A. Treatment with AscH− or MnT4MPyP alone does not alter clonogenic survival of MIA PaCa-2 cells. However, the combination of AscH− (1 mM) and MnT4MPyP (0.5 μM) decreases plating efficiency to 5 ± 1 %. When MnT4MPyP (2 μM) was added to AscH−, no clones survived. n = 3. *p < 0.001 vs. controls.
B. MnT4MPyP (1 μM) or AscH− (1 mM) did not affect AsPC-1 clonogenic survival while the combination led to no surviving clones. n = 3. *p < 0.001 vs. control.

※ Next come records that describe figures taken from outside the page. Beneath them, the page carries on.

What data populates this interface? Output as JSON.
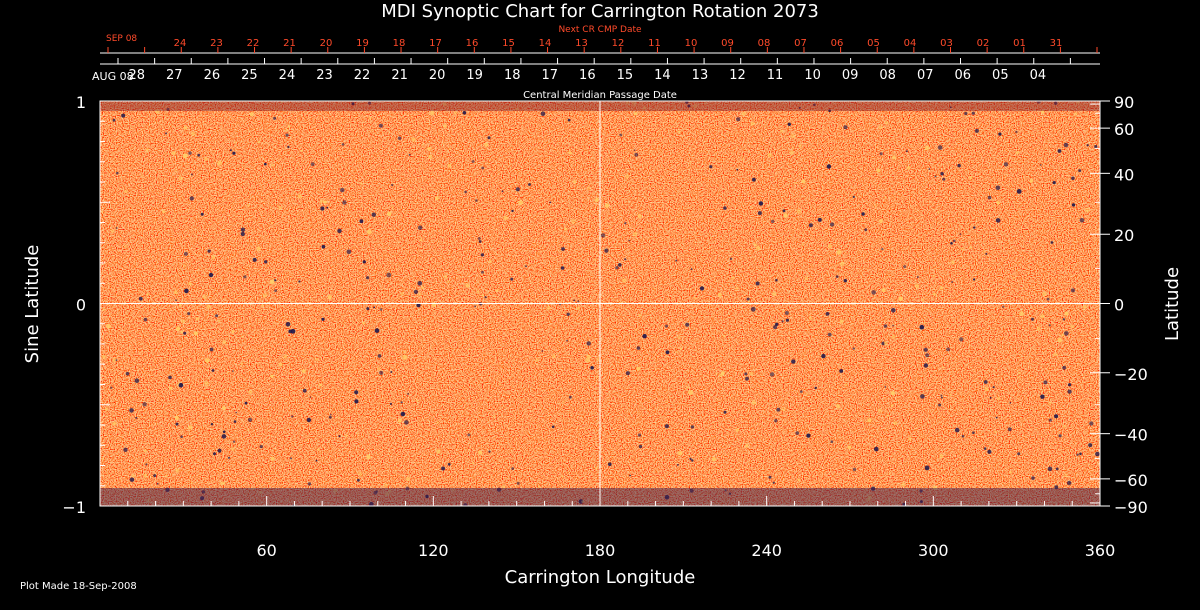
{
  "chart_data": {
    "type": "heatmap",
    "title": "MDI Synoptic Chart for Carrington Rotation 2073",
    "xlabel": "Carrington Longitude",
    "ylabel_left": "Sine Latitude",
    "ylabel_right": "Latitude",
    "xlim": [
      0,
      360
    ],
    "ylim": [
      -1,
      1
    ],
    "x_ticks": [
      60,
      120,
      180,
      240,
      300,
      360
    ],
    "x_tick_labels": [
      "60",
      "120",
      "180",
      "240",
      "300",
      "360"
    ],
    "y_left_ticks": [
      {
        "value": 1,
        "label": "1"
      },
      {
        "value": 0,
        "label": "0"
      },
      {
        "value": -1,
        "label": "−1"
      }
    ],
    "y_right_ticks": [
      {
        "value": 90,
        "label": "90"
      },
      {
        "value": 60,
        "label": "60"
      },
      {
        "value": 40,
        "label": "40"
      },
      {
        "value": 20,
        "label": "20"
      },
      {
        "value": 0,
        "label": "0"
      },
      {
        "value": -20,
        "label": "−20"
      },
      {
        "value": -40,
        "label": "−40"
      },
      {
        "value": -60,
        "label": "−60"
      },
      {
        "value": -90,
        "label": "−90"
      }
    ],
    "cmp_axis": {
      "label": "Central Meridian Passage Date",
      "start_label": "AUG 08",
      "dates": [
        "28",
        "27",
        "26",
        "25",
        "24",
        "23",
        "22",
        "21",
        "20",
        "19",
        "18",
        "17",
        "16",
        "15",
        "14",
        "13",
        "12",
        "11",
        "10",
        "09",
        "08",
        "07",
        "06",
        "05",
        "04"
      ]
    },
    "next_cr_axis": {
      "label": "Next CR CMP Date",
      "start_label": "SEP 08",
      "dates": [
        "24",
        "23",
        "22",
        "21",
        "20",
        "19",
        "18",
        "17",
        "16",
        "15",
        "14",
        "13",
        "12",
        "11",
        "10",
        "09",
        "08",
        "07",
        "06",
        "05",
        "04",
        "03",
        "02",
        "01",
        "31"
      ]
    },
    "grid": {
      "vertical_line_at_longitude": 180,
      "horizontal_line_at_sine_latitude": 0
    },
    "colormap": "magnetogram red-orange-yellow with dark blue polarity spots"
  },
  "footer": "Plot Made 18-Sep-2008",
  "colors": {
    "background": "#000000",
    "axis": "#ffffff",
    "secondary_axis": "#ff4a2a",
    "map_base": "#ff5a14",
    "map_dark": "#b81e00",
    "map_light": "#ffd06a",
    "spot": "#241a4a"
  }
}
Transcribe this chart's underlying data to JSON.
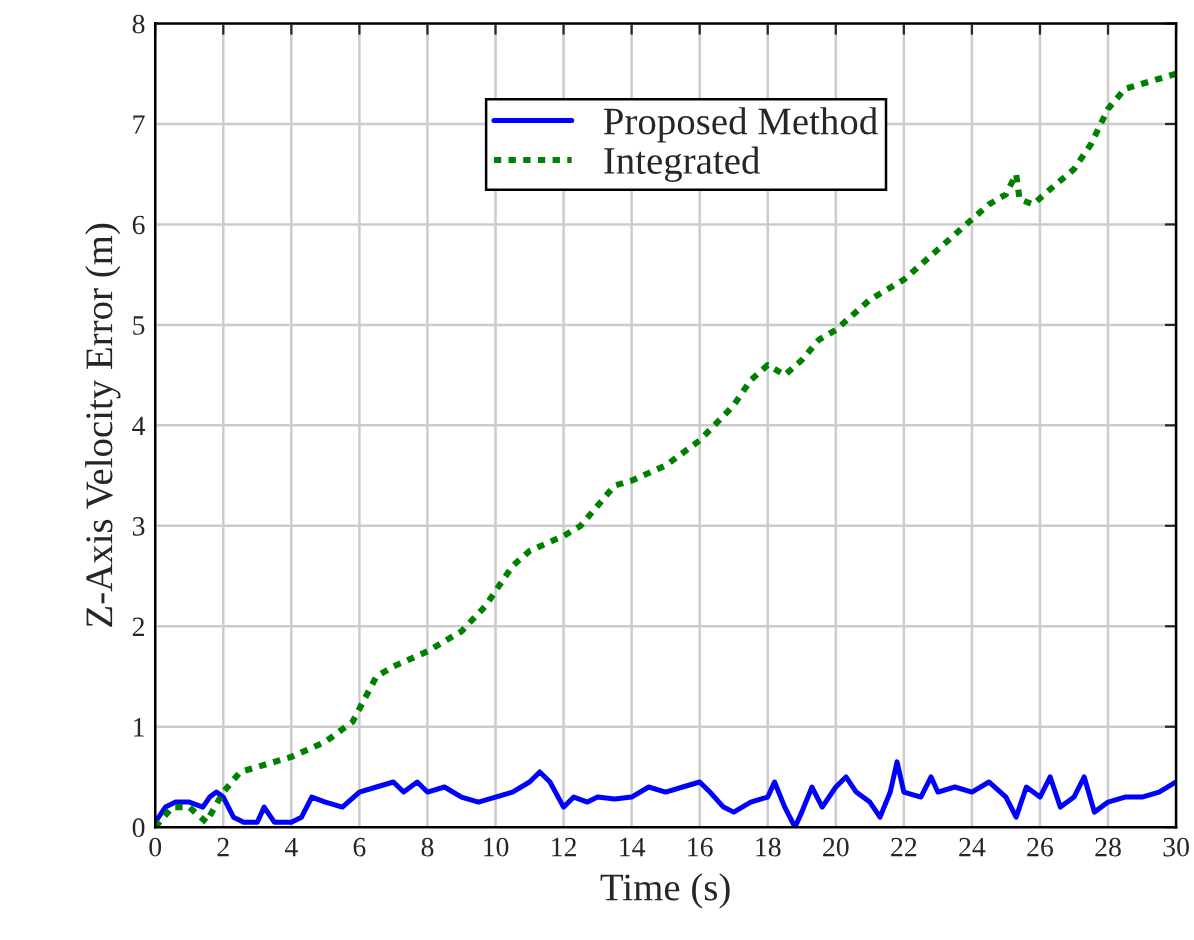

C. MnT4MPyP (0.5 – 2 μM) or AscH− (1 mM) did not affect Panc-1 clonogenic survival. However, addition of MnT4MPyP (0.5 μM) to AscH− (1 mM) decreased survival to 3 ± 0.2 %. Only 1 ± 0.1% clones survived exposure to 2 μM MnT4MPyP in the presence of AscH−. n = 3. *p < 0.001 vs. control.
D. MnT2EPyP (0.5, 1 or 2 μM) or AscH− (1 mM) does not alter MIA PaCa-2 survival. MnT2EPyP (0.5 μM) combined with AscH− (1 mM) decreases plating efficiency to 10 ± 0.5 %. When increased concentrations of MnT2EPyP are used, plating efficiency was reduced to ≤ 5 %. n = 3. *p < 0.001 vs. controls.
E. MnTBAP (0.5, 1 or 2 μM) does not alter MIA PaCa-2 plating efficiency. However, when MnTBAP was combined with AscH−, MIA PaCa-2 plating efficiency was decreased to 30 ± %. n = 3. *p < 0.001 vs. control.
F. The OCR of AscH− when combined with MnPs correlates with log (plating efficiency) in pancreatic cancer cell lines (solid line, R2 = 0.9, p < 0.05). In solution, [Asc•−] in the presence of MnPs (from Figure 1) strongly correlated with log (plating efficiency) in MIA PaCa-2, AsPC-1 and Panc-1 cells (hatched line, R2≈ 0.9, p < 0.05. The (2) below specific points on the graph indicate that two identical points at that value.